Overall, the novel POC system is a promising method for the sensitive and specific detection of viral pathogens. This system can reduce screening costs and minimize the time required for the diagnosis of viral diseases. Specifically, for PPV and PCV-2, the device can be utilized at the farm level to evaluate the health status of newly purchased animals and to identify PPV- and PCV-2-infected animals before the onset of clinical disease, to support evidence-based disease control strategies.
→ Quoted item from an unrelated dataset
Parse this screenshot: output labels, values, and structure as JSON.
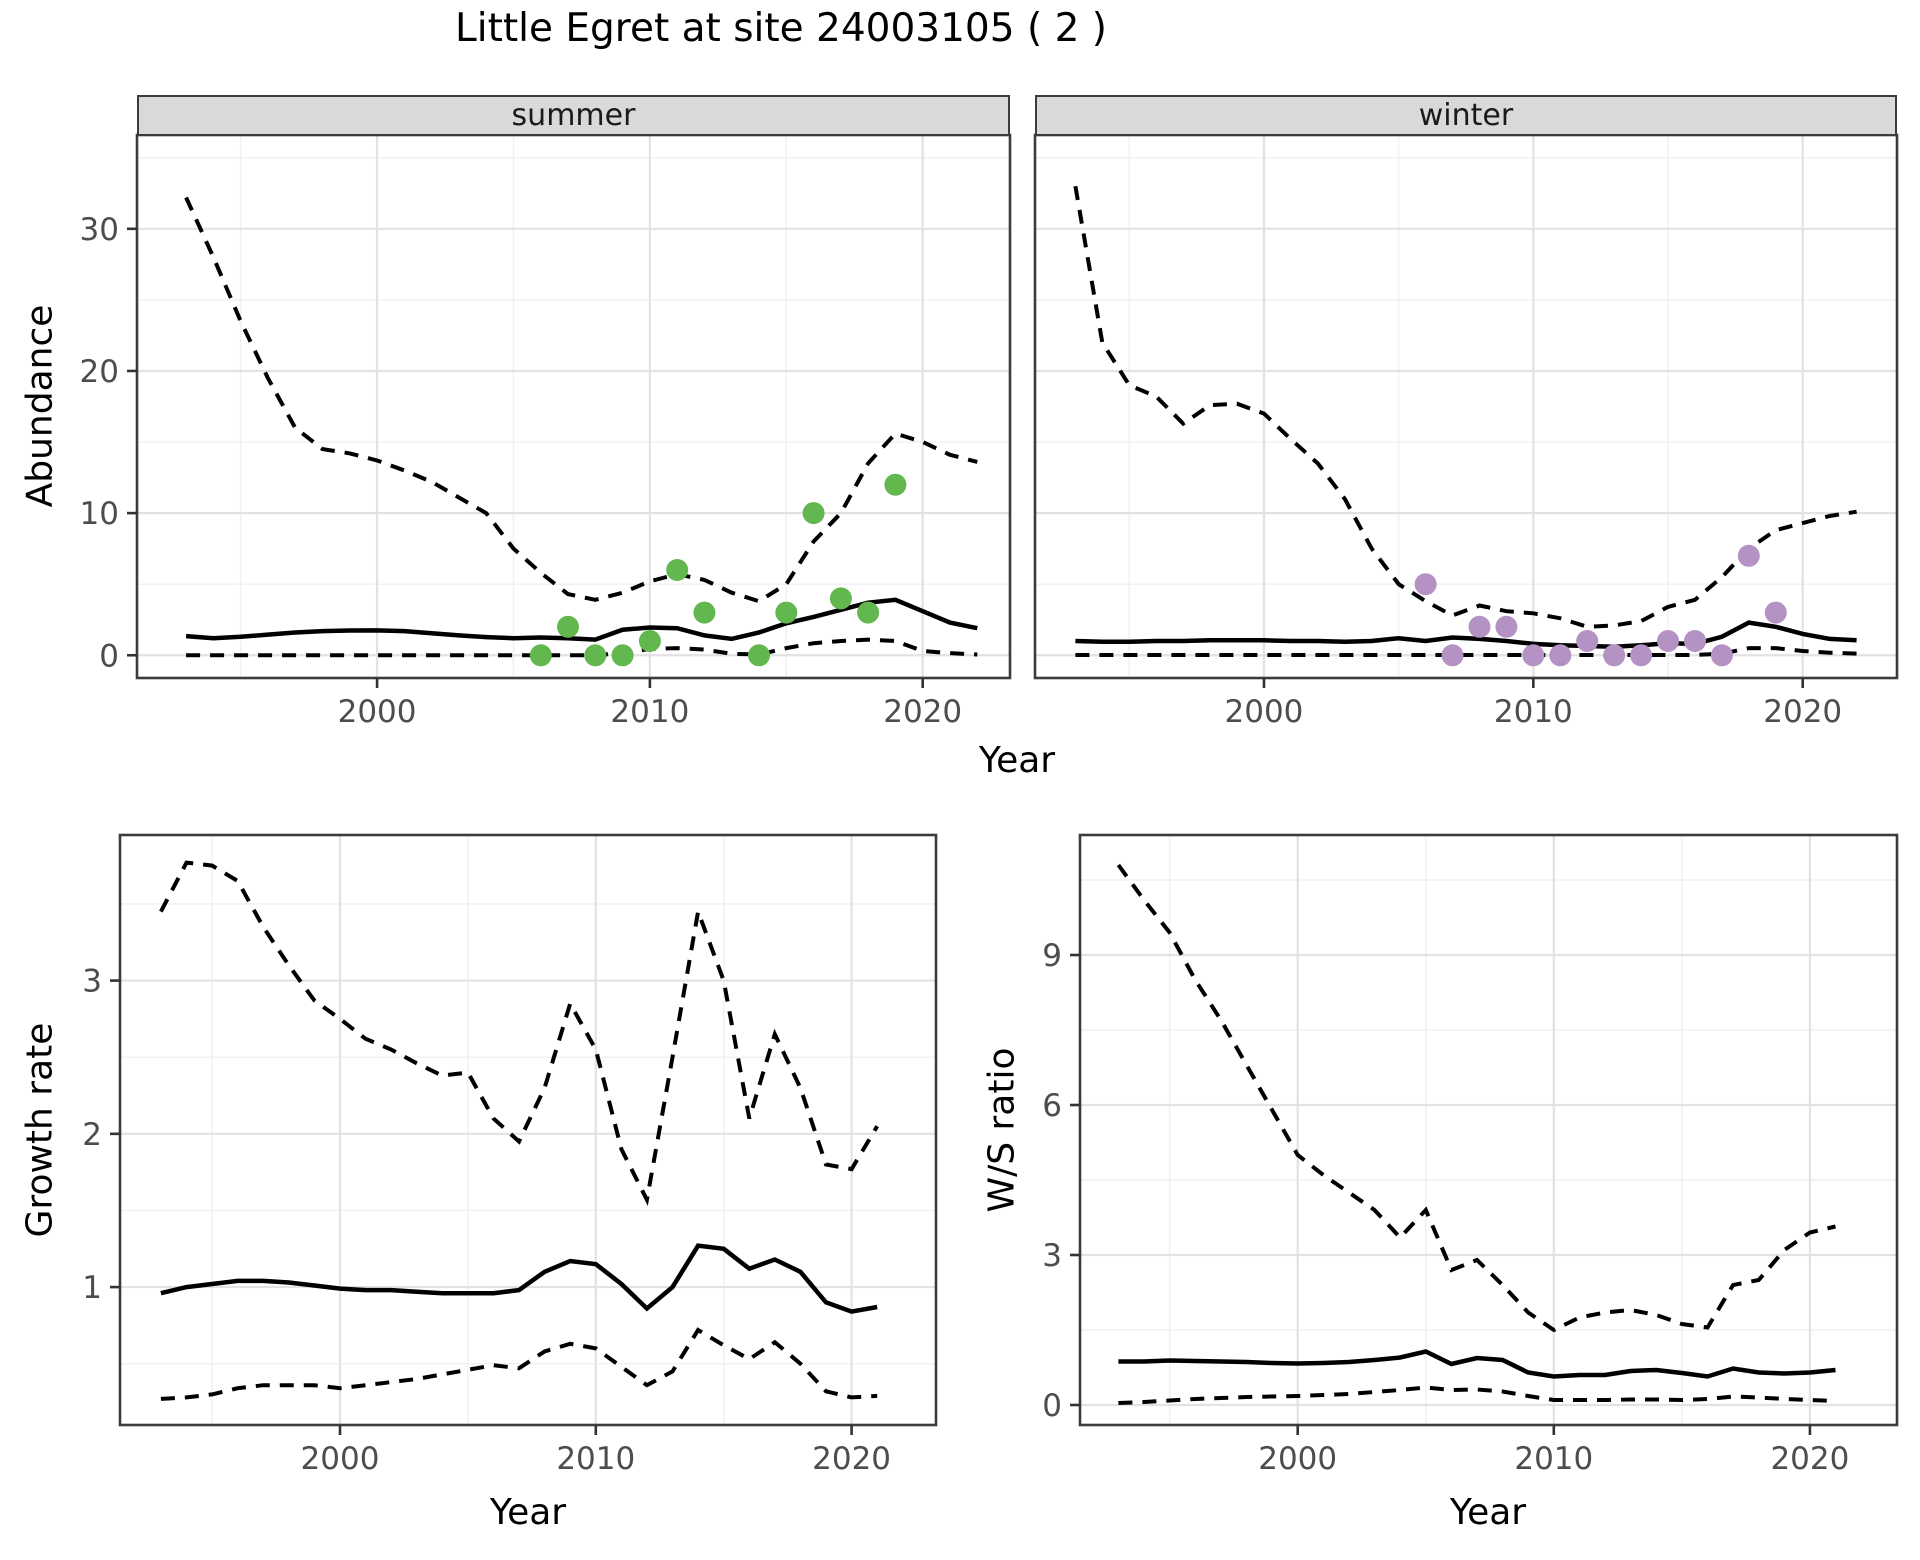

Future research should focus on the production and characterization of MREs to widen the panel of detectable diseases, the optimization of small-scale manufacturing methods, and the orientation of antibodies. Finally, research should be done to increase the number of tests and sample types to allow the investigation of system/sensor limitations that were not detected in this study.

5. Conclusions

It is expected that emerging sensing and manufacturing technologies will be integrated into compact devices for reliable and cost-effective POC testing. User-centered devices and tests offer veterinarians and farmers the opportunity to perform rapid, on-field diagnoses and, consequently, to implement evidence-based prevention and control protocols. In this context, the system paves the way for next-generation POC testing by bringing veterinary diagnostics to the crossroads of biology, mechanics, and photonics. The current limitations of the system are expected to be improved with future investments and research, which will increase the TRL of the device. Novel POC technology offers a portable system for the photonic detection of various animal pathogens, extending beyond the limits of swine-relevant diseases by altering the functionalization of PICs and further contributing to the optimization of livestock biosecurity.